The EDA was attempting to answer questions such as: is this a simple case of a party leadership dismissing members or a party split? Who represents EPDP? How many EPDPs are there?
Since Eritrean political organizations never publish the size of their membership, it is unclear as to whether this is a case of an organizational split or the dismissal of a few members.
The EPDP wing which issued the press release announcing its withdrawal did not attend the EDA Central Commission meeting. The EDA is still deliberating on the issue, with each member organization citing its preference. Some have strongly argued for the retention of EPDP’s membership, some have been lukewarm and still others have called for its outright dismissal.

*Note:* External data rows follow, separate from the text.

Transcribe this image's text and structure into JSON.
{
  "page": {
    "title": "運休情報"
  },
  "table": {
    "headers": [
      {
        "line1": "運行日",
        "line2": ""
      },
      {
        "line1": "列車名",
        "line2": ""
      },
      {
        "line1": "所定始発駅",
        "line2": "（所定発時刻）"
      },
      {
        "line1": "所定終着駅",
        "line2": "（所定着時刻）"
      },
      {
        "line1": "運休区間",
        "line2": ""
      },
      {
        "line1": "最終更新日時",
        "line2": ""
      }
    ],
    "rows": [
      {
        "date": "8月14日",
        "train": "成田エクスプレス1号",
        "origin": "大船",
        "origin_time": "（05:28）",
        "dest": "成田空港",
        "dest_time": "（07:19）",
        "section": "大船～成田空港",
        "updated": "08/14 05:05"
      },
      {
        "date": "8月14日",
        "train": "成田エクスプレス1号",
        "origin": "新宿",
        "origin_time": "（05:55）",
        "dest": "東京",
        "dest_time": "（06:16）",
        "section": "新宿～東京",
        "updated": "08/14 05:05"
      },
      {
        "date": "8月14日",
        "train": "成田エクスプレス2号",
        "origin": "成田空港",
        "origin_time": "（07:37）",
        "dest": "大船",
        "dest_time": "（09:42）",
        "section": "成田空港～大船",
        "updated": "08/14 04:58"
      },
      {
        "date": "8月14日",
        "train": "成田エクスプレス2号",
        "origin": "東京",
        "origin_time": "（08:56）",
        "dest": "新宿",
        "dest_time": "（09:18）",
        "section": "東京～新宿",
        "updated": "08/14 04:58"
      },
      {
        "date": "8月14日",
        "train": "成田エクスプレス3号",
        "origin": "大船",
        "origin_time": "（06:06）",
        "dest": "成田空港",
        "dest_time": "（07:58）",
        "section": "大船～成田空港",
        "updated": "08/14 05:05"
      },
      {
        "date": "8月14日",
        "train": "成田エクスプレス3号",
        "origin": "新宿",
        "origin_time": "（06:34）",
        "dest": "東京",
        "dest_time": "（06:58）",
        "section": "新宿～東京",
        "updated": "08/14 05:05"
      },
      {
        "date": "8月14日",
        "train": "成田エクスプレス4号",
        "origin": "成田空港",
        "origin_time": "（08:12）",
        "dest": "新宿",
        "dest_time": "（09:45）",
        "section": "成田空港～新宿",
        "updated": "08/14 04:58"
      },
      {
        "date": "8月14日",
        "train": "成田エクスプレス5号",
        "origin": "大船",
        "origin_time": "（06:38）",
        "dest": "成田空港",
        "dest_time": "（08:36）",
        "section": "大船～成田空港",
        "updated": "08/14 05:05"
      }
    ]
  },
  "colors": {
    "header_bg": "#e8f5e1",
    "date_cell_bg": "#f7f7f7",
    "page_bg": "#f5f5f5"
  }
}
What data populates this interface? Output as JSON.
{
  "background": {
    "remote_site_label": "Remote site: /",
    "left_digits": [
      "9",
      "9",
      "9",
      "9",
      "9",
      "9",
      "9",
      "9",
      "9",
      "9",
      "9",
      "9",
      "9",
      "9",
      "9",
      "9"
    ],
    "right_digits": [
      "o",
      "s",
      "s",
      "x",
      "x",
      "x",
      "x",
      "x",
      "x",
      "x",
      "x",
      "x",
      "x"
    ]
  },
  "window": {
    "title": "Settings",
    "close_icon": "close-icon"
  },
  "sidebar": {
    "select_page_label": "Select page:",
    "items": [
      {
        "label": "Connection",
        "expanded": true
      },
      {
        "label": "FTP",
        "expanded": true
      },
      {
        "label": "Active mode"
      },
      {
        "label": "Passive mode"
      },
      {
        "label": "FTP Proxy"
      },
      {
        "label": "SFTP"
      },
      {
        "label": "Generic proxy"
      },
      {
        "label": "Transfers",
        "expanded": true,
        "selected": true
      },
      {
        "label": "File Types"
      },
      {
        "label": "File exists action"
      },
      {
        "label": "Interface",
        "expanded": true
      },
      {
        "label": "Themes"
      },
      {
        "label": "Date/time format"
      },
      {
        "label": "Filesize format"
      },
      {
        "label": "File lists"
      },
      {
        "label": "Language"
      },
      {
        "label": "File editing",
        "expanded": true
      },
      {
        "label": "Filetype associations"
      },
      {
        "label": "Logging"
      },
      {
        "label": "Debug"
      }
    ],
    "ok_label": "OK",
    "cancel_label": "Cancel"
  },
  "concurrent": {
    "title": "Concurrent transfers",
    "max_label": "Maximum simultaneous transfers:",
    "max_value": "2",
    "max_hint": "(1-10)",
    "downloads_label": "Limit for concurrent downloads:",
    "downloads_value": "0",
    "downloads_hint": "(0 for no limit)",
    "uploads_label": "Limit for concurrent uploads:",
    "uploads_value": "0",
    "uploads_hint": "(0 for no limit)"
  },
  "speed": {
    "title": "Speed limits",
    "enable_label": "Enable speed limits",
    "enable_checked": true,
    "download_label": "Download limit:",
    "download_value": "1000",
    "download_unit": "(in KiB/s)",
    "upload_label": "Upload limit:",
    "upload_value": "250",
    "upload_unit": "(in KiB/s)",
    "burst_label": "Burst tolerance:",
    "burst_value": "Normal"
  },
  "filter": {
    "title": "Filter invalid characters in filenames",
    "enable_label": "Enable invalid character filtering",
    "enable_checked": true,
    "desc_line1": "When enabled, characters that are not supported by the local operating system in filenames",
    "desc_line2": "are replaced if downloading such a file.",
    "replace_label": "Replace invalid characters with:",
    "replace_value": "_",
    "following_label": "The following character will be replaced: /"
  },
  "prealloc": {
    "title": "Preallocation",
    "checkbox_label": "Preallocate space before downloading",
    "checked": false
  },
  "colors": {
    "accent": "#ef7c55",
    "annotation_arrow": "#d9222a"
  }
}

Since its formation in 1999, the Eritrean Alliance has had numerous organizational splitting, withdrawing, and joining; and EPDP’s decision to withdraw is not unprecedented. What makes this case noteworthy is that for over a year the EPDP has been expressing its dissatisfaction with the EDA—particularly on the convening of the national conference, which EPDP boycotted, using sometimes strident tones. In fact, it is EPDP’s decision to boycott the national conference and to be highly critical of the organizers and the EDA leadership that was the main reason for the diminishment of the Party. The other wing of the EPDP fully supports the convening of the national conference.
The EDA Central Committee meeting is still underway as of the time this edition of Gedab News is being written. Gedab News will keep its readers posted on new developments.